Appeal by the defendant from a judgment of the Supreme Court, Queens County (Spires, J.), rendered April 16, 2004, convicting him of attempted murder in the second degree as a hate crime, assault in the first degree as a hate crime, assault in the second degree as a hate crime (three counts), and criminal possession of a weapon in the fourth degree, upon a jury verdict, and imposing sentence.
Ordered that the judgment is modified, on the law, by vacating the conviction of assault in the second degree as a hate crime, vacating the sentence imposed thereon, and dismissing that count of the indictment; as so modified, the judgment is affirmed.

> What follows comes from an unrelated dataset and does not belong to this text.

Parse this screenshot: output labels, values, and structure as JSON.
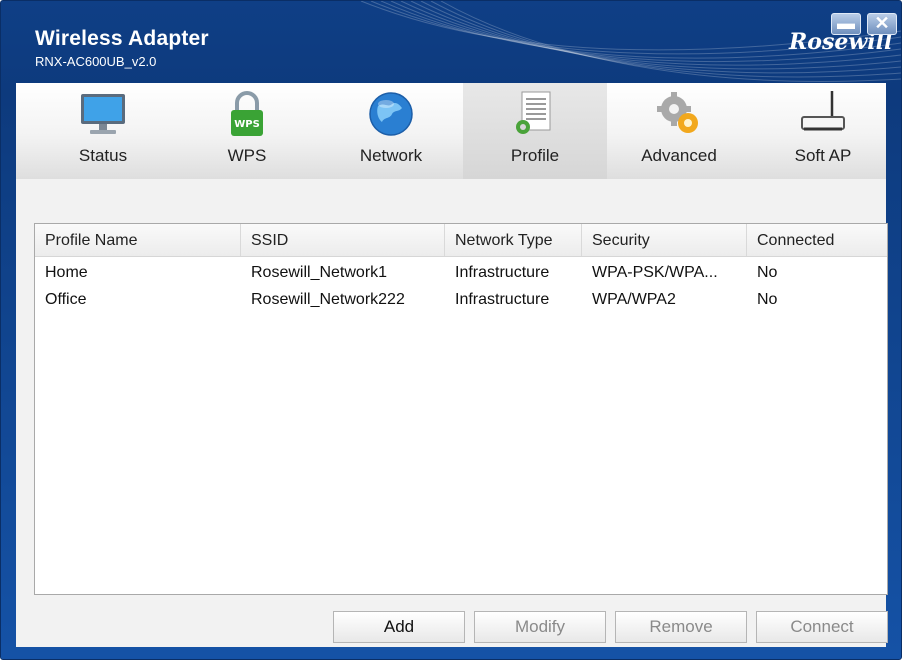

The defendant’s contention that the People did not disprove his justification defense beyond a reasonable doubt is unpreserved for appellate review (see CPL 470.05 [2]; People v Gray, 86 NY2d 10 [1995]). In any event, viewing the evidence in the light most favorable to the prosecution (see People v Contes, 60 NY2d 620 [1983]), we find that it was legally sufficient to disprove the defendant’s justification defense beyond a reasonable doubt. At trial, the defendant testified that he used a knife in the fight with the three unarmed complainants. Furthermore, based upon the evidence, the jury could have concluded that the defendant did not reasonably believe that the complainants were about to use deadly physical force against him, and *673consequently, that there was no justifiable basis for his resort to deadly physical force (see People v Stubbs, 234 AD2d 323 [1996]). Moreover, resolution of issues of credibility, as well as the weight to be accorded to the evidence presented, are primarily questions to be determined by the jury, which saw and heard the witnesses (see People v Gaimari, 176 NY 84, 94 [1903]). Its determination should be afforded great weight on appeal and should not be disturbed unless clearly unsupported by the record (see People v Garafolo, 44 AD2d 86 [1974]). Upon the exercise of our factual review power, we are satisfied that the verdict of guilt of attempted murder in the second degree as a hate crime was not against the weight of the evidence (see CPL 470.15 [5]).
The defendant also asserts that the evidence was legally insufficient to establish that one of the complainants suffered a physical injury within the meaning of Penal Law § 10.00 (9). This claim is unpreserved for appellate review (see CPL 470.05 [2]; People v Gray, supra). In any event, viewing the evidence in the light most favorable to the prosecution (see People v Contes, supra), we find that it was legally sufficient. The defendant sliced the victim’s forehead with a knife causing bleeding, bruising, and swelling, for which the victim required medical attention. Therefore, the jury reasonably could have inferred that the victim suffered physical injury within the meaning of Penal Law § 10.00 (9) (see People v Dixon, 298 AD2d 400 [2002]; People v Coward, 100 AD2d 628 [1984]).
Finally, under the circumstances, the conviction of assault in the second degree as a hate crime was an inclusory concurrent count of the conviction of assault in the first degree as a hate crime, and that count should have been dismissed (see CPL 300.40 [3] [b]; People v Butler, 192 AD2d 543, 544-545 [1993]).
The defendant’s remaining contention is without merit. Prudenti, P.J., Adams, Rivera and Lifson, JJ., concur.